Nessuna novità, invece, per maggiori fondi, che restano rinviati a quando il Paese uscirà dalla procedura d’infrazione. I sindacati di polizia continuano a martellare l’esecutivo dicendo che «per il governo la sicurezza è uno slogan adatto ai discorsi pubblici ma non è una priorità quando si tratta di mettere in campo risorse concrete». In una lettera inviata da Sap, Coisp-Mosap, Fsp Polizia, Silp-Cgil al presidente del Consiglio, Giorgia Meloni, si attacca «l’ipotesi di un innalzamento dell’età pensionabile, inaccettabile per chi ha trascorso una vita professionale tra rischi e responsabilità enormi e si pretende di allungare ulteriormente la carriera dei poliziotti senza alcun confronto con i sindacati». Per i sindacati è anche «grave, lo stanziamento simbolico di appena 20 milioni di euro per la previdenza dedicata. Una cifra che condanna molti a pensioni indegne dopo una vita spesa al servizio dello Stato».
Intanto hanno avuto il via libera in commissione Bilancio una serie di modifiche alla manovra sui temi di interesse comune alla maggioranza e all’opposizione in materia di enti locali e calamità naturali. In totale sono 64 gli emendamenti. Tra questi, la possibilità di assumere a tempo indeterminato il personale in servizio presso gli Uffici speciali per la ricostruzione e che abbia maturato almeno tre anni di servizio. Arriva anche un contributo di 2,5 milioni per il 2026 per il disagio abitativo finalizzato alla ricostruzione per i territori colpiti dai terremoti in Marche e Umbria.
Il ministro della Salute, Orazio Schillaci, ha sottolineato i maggiori fondi per la sanità. «Sul fronte del personale», ha detto, ci sono degli aumenti importanti e delle assunzioni aggiuntive. Le Regioni possono assumere con il Fondo sanitario nazionale che viene ripartito tra di loro».
Soddisfatto il presidente di Farmindustria, Marcello Cattani.

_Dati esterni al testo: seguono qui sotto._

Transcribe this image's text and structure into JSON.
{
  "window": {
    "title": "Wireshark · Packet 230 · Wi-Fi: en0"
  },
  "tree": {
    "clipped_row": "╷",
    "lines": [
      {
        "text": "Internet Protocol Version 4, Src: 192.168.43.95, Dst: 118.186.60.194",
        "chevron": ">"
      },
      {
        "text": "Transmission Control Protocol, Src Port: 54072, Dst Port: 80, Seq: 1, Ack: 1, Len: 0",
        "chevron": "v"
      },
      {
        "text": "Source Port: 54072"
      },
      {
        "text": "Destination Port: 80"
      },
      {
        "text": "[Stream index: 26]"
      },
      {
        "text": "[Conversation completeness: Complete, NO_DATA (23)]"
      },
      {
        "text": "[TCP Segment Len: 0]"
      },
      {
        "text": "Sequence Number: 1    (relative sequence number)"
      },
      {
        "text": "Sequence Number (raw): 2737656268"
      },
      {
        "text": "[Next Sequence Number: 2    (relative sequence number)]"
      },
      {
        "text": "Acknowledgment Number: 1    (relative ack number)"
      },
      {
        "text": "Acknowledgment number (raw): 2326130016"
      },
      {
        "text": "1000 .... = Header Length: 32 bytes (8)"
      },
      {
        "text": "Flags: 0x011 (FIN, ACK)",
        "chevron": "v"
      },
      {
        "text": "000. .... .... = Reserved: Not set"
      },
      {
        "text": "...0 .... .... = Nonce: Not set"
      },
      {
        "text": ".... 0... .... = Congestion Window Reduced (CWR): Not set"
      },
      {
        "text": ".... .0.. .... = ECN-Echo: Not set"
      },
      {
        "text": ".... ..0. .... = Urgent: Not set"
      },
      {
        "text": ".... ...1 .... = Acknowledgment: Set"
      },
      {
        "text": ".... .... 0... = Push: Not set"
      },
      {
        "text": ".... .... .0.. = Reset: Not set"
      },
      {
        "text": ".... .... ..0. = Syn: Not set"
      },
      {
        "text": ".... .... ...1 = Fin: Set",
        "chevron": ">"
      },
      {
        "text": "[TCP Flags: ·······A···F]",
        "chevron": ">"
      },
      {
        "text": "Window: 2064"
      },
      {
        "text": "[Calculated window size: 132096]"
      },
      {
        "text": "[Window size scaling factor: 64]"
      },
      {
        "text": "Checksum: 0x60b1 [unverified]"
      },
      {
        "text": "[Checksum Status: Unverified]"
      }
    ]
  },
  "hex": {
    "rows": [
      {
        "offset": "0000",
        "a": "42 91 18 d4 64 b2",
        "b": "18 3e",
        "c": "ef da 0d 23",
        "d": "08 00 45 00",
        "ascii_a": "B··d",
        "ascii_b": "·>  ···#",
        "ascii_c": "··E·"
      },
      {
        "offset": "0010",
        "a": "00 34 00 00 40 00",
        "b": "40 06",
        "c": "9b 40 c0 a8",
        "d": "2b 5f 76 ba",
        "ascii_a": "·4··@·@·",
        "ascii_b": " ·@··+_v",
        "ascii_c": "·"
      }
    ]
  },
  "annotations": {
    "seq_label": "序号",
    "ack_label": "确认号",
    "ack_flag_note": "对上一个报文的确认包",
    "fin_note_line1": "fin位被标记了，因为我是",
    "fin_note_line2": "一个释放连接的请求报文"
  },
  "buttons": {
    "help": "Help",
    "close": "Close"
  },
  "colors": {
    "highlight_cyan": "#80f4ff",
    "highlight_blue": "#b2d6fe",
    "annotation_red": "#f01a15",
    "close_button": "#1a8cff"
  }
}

La manovra, infatti, contiene +7,4 miliardi per il Fondo sanitario nazionale e un ulteriore +0,1% che consente di far scendere il payback a carico delle aziende farmaceutiche. «Il segnale è ampiamente positivo», ha commentato Cattani.
Intanto ieri alla Camera, nel dibattito sulle comunicazioni alla vigilia del Consiglio europeo, c’è stato un botta e risposta tra la segretaria del Pd, Elly Schlein, e Meloni. Tema: le tasse e la manovra. «La pressione fiscale sale perché sale il gettito fiscale certo anche grazie al fatto che oggi lavora un milione di persone in più che pagano le tasse», ha detto il premier. E a fronte del rumoreggiamento dell’Aula, ha incalzato: «Se volete facciamo un simposio ma siccome siamo in Parlamento le cose o si dicono come stanno o si studia».
Ma per Schlein «le tasse aumentano per il drenaggio fiscale». Il premier ha, poi, ribadito che la manovra «è seria» e che «l’Italia ha ampiamente pagato in termini reputazionali, e non solo, le allegre politiche degli anni passati».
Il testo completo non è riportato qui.